Cinq ans à la tête du ministère de la Santé et des Services sociaux. Un record de longévité qu'a établi Philippe Couillard, neurochirurgien de formation. Mais, sur le terrain, quel bilan de ses réalisations dressent ses anciens collègues des facultés de médecine? Le Devoir a posé la question à François Béland, professeur au département d'administration de la santé de la faculté de médecine de l'Université de Montréal, et à Réjean Hébert, doyen de la faculté de médecine et des sciences de la santé de l'Université de Sherbrooke.
D'entrée de jeu, les deux experts interviewés ont voulu saluer la longévité de l'ex-ministre de la Santé. «Cinq ans, c'est long et c'est du jamais vu!
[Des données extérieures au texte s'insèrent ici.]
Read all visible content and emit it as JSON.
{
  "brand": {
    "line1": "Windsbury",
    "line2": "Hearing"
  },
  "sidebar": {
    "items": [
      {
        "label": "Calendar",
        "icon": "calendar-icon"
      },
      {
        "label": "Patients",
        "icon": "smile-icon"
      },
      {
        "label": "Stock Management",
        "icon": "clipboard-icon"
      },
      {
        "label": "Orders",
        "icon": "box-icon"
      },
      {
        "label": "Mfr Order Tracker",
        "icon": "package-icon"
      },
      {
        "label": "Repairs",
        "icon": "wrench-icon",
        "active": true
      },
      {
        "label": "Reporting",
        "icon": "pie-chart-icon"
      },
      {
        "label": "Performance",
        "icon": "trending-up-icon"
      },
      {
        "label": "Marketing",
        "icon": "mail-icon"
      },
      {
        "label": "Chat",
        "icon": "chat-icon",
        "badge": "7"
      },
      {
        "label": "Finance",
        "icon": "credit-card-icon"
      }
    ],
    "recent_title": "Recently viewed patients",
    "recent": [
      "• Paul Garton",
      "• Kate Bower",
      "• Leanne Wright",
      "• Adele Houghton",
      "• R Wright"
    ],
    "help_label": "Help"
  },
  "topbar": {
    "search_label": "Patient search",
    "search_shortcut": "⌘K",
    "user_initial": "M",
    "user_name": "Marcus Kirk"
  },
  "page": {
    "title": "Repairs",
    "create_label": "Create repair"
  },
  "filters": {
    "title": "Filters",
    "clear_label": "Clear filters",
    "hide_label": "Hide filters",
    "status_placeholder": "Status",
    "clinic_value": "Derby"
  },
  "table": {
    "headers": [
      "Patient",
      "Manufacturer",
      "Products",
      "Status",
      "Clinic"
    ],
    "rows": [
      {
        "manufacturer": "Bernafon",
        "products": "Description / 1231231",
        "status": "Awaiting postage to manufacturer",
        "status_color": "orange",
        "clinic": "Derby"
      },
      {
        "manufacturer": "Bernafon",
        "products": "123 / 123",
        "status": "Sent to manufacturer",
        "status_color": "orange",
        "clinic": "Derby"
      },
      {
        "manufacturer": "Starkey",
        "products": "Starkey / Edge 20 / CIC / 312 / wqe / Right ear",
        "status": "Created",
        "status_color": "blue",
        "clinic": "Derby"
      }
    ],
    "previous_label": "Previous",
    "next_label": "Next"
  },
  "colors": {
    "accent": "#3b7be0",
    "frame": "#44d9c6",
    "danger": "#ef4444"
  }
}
Le ministre de la Santé est à la tête d'une entreprise de 20 ou 25 milliards et Philippe Couillard aura au moins réussi à y apporter un peu de stabilité», indique M. Béland.
«Philippe Couillard a fait preuve d'un sens politique exceptionnel en réussissant à imposer et à maintenir la santé parmi les priorités du gouvernement. Il a aussi réussi à bien informer la population», croit pour sa part le Dr Hébert.
La réforme Couillard
Toutefois, lorsqu'ils regardent les réalisations de Philippe Couillard, les deux spécialistes sont plus critiques. D'abord, tous deux considèrent la réforme Couillard comme une réalisation majeure de son mandat. En résumé, cette réforme a créé de grands réseaux intégrés de services, les CSSS, en fusionnant les CLSC avec les CHSLD et, dans plusieurs cas, avec l'hôpital de la région.
«Comme les budgets ont aussi été fusionnés, cela devait permettre une plus grande souplesse. L'idée n'était pas mauvaise, mais le problème, c'est que les CSSS ne jouissent pas actuellement d'une liberté d'action. Par exemple, un CSSS ne peut décider actuellement de fermer des lits dans son CHSLD pour investir davantage dans les soins à domicile. Pourtant, dans la logique de la réforme Couillard, les CSSS devraient avoir cette liberté de bouger leurs sous selon leurs besoins», affirme François Béland.
De plus, le spécialiste croit que le réseau continue de souffrir énormément de cette réforme. «Le réseau est très essoufflé actuellement.»
Le Dr Hébert est du même avis. «Les fusions ont créé beaucoup de remous. Le système de santé est maintenant embourbé dans une réforme de structure, au lieu de concentrer ses énergies dans la qualité des soins offerts. Il y a beaucoup de démotivation auprès du personnel et de perte du sentiment d'appartenance à leur établissement. Peut-être que, à long terme, on verra les effets bénéfiques de la réforme Couillard, mais ce n'est pas le cas présentement», affirme-t-il.
Peu médecins de famille, trop d'attente aux urgences
Les deux spécialistes s'entendent aussi pour dire que la réforme Couillard n'a pas suffisamment mis l'accent sur le développement des Groupes de médecine familiale (GMF).
«La réforme prévoyait une meilleure intégration des médecins de famille aux CSSS, mais le ministre n'est pas allé assez loin dans cette direction. De plus, il est évident qu'il n'y a pas assez de GMF, entre autres parce que le processus bureaucratique pour en créer est beaucoup trop lourd. Aussi, les GMF n'ont pas suffisamment de ressources à leur disposition: ils manquent surtout d'infirmières praticiennes», croit François Béland.
Aux yeux du Dr Hébert, Philippe Couillard s'est tout simplement trompé de cible.
«Comme le grand problème était l'engorgement des urgences dans les hôpitaux, il a voulu régler le problème en s'attaquant aux hôpitaux. Or, pour améliorer la situation aux urgences, on doit s'occuper de tout ce qui vient avant et de tout ce qui vient après, donc les soins de première ligne et la réadaptation. Ainsi, il n'y a pas eu de révolution dans les urgences, comme le dénonçait l'opposition ce printemps.»
En mai dernier, Bernard Drainville, le porte-parole du Parti québécois en matière de santé, a annoncé que, selon les données du Centre de coordination nationale des urgences, les temps d'attente étaient toujours aussi longs qu'il y a cinq ans dans les urgences des hôpitaux du Québec.